In this view, the marketplace (or trade, depending on your outlook) is THE WAY to come together and put all our skills together in order to co-create (con-struct) something much larger.

Alas, capitalism means that only a very few chosen elites (which are, by this point, mostly autonomous corporations) get to decide what we all work together to co-create. We as human individuals are only able to participate in this figurative "marketplace" (understood as a social-technology) as the part of merchandise, specifically as 'commodity'-style labor.

1 comments

Do you have an alternative to suggest? Under most of human history the chosen elites inherited their positions from an ancestor who won an important war. Capitalism may not be an even playing field but the process that lets Elon Musk build landing Rockets is an order of magnitude more even than the process that let Kuresh build pyramids. Is there a model that might be more even still?
nevermind
Ah, that's fair.
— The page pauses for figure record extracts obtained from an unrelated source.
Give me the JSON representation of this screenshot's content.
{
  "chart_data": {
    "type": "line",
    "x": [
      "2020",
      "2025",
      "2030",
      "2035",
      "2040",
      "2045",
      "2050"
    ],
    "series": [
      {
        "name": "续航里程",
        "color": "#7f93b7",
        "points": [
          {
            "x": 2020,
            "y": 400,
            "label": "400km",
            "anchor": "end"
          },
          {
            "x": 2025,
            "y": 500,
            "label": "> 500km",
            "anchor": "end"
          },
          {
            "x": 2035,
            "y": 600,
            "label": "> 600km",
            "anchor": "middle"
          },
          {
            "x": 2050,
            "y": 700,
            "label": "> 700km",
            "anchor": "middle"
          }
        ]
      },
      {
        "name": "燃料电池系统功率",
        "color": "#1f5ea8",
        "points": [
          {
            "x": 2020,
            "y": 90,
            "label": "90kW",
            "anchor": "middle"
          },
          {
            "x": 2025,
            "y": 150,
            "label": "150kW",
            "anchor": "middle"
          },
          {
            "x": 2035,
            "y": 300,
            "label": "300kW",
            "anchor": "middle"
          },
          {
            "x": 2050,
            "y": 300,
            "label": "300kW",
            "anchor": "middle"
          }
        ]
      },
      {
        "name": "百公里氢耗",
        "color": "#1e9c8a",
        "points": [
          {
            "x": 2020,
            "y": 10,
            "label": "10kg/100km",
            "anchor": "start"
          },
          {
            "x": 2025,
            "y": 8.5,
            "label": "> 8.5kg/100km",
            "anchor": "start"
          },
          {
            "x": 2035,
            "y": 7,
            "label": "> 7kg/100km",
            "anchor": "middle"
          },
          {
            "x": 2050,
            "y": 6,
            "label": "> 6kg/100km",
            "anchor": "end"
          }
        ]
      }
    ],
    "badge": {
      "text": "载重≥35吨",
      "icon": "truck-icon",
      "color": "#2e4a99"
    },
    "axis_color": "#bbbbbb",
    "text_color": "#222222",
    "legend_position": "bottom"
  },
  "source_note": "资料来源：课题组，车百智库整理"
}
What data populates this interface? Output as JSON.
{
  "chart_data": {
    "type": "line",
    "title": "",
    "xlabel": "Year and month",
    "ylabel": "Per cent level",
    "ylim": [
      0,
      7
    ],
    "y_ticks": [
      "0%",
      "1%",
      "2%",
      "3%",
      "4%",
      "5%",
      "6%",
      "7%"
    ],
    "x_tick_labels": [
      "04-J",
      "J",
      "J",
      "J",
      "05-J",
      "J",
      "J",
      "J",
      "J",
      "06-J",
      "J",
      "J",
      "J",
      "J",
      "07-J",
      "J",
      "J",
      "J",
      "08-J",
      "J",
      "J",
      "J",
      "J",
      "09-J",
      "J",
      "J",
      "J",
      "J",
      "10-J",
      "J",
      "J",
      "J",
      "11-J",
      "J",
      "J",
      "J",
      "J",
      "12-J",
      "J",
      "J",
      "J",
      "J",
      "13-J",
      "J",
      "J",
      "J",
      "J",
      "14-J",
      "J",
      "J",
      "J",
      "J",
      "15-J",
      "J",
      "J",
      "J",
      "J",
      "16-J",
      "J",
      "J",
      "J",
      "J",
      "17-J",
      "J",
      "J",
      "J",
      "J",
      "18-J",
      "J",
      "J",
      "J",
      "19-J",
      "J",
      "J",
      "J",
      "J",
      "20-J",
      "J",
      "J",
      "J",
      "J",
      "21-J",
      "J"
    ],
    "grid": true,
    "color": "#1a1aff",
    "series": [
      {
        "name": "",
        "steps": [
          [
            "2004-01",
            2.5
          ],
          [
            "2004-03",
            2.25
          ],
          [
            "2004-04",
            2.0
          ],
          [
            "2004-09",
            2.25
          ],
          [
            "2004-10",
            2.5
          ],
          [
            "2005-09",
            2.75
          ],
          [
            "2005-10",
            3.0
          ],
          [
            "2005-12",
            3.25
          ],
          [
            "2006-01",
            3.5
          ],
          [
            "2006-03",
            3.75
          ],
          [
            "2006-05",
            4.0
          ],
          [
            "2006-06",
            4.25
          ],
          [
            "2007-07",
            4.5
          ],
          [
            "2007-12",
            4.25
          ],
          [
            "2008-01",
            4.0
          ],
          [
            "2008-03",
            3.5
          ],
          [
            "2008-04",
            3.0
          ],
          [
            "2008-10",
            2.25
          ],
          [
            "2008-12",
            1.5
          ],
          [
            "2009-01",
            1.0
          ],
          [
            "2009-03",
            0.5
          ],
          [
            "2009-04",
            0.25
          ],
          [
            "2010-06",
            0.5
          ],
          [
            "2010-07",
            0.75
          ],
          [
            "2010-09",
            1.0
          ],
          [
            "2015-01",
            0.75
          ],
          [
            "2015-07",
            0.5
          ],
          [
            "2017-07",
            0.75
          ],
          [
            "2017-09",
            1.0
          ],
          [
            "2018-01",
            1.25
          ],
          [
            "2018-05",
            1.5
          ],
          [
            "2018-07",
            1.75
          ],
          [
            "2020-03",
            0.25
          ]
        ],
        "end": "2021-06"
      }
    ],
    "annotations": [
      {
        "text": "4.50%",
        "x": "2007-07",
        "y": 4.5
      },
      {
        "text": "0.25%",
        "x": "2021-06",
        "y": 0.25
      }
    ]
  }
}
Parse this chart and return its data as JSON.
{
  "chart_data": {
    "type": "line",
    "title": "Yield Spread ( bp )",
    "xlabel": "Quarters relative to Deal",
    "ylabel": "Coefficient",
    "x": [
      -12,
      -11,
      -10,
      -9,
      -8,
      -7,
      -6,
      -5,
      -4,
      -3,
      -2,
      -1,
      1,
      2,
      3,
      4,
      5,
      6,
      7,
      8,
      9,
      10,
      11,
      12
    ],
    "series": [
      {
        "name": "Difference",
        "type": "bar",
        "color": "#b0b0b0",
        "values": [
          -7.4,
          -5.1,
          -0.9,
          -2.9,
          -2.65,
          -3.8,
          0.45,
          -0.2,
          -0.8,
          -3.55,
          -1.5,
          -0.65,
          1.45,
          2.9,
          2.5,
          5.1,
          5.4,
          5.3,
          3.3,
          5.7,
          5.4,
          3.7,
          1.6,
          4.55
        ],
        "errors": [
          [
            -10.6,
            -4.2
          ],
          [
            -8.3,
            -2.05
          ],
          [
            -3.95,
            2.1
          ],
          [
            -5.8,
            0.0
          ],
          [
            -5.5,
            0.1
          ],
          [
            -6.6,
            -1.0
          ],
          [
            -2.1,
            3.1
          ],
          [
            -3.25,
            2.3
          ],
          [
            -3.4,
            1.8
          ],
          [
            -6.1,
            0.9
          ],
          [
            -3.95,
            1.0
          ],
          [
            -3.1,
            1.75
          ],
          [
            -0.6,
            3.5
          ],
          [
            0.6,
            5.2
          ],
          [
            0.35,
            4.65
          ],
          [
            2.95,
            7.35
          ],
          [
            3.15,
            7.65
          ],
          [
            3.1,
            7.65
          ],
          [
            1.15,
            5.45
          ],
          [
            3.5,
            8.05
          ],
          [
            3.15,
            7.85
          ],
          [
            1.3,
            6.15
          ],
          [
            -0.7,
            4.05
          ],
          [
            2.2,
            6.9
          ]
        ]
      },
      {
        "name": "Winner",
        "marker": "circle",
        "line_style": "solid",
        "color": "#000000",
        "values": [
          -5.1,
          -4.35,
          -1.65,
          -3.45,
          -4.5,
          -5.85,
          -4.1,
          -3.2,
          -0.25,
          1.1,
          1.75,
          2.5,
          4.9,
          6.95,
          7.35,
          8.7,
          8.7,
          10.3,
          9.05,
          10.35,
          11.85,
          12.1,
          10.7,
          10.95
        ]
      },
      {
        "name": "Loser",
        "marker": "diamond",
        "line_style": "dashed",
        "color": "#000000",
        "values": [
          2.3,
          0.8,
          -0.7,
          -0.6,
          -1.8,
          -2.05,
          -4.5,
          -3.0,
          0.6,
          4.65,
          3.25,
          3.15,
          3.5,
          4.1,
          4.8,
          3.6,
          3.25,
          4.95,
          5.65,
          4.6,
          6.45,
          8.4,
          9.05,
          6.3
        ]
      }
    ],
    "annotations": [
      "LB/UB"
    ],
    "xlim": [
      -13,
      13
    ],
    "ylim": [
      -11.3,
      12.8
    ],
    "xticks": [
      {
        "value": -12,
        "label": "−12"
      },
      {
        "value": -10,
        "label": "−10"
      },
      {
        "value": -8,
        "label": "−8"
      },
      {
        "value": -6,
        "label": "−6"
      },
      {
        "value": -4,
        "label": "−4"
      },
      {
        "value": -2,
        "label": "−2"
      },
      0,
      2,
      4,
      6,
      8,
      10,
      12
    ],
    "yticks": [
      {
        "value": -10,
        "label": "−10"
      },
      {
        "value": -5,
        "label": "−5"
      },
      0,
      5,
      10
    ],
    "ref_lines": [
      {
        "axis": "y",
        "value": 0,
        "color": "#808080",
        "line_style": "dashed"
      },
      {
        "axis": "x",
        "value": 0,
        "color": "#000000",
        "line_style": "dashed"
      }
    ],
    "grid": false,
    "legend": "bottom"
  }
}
I formulate a similar observation by saying that digital assets inhabit a post-scarcity economy which doesn't work the same as a resource-based scarcity one, and using the same money for both requires more suspension of disbelief than most of us are capable of.
Totally agree. The idea that ideas/bits can be owned is a slippery slope with bad policy at the bottom. Maybe it was once necessary as a sort of training wheels for innovation, but it has long since become more of a drag than it's worth.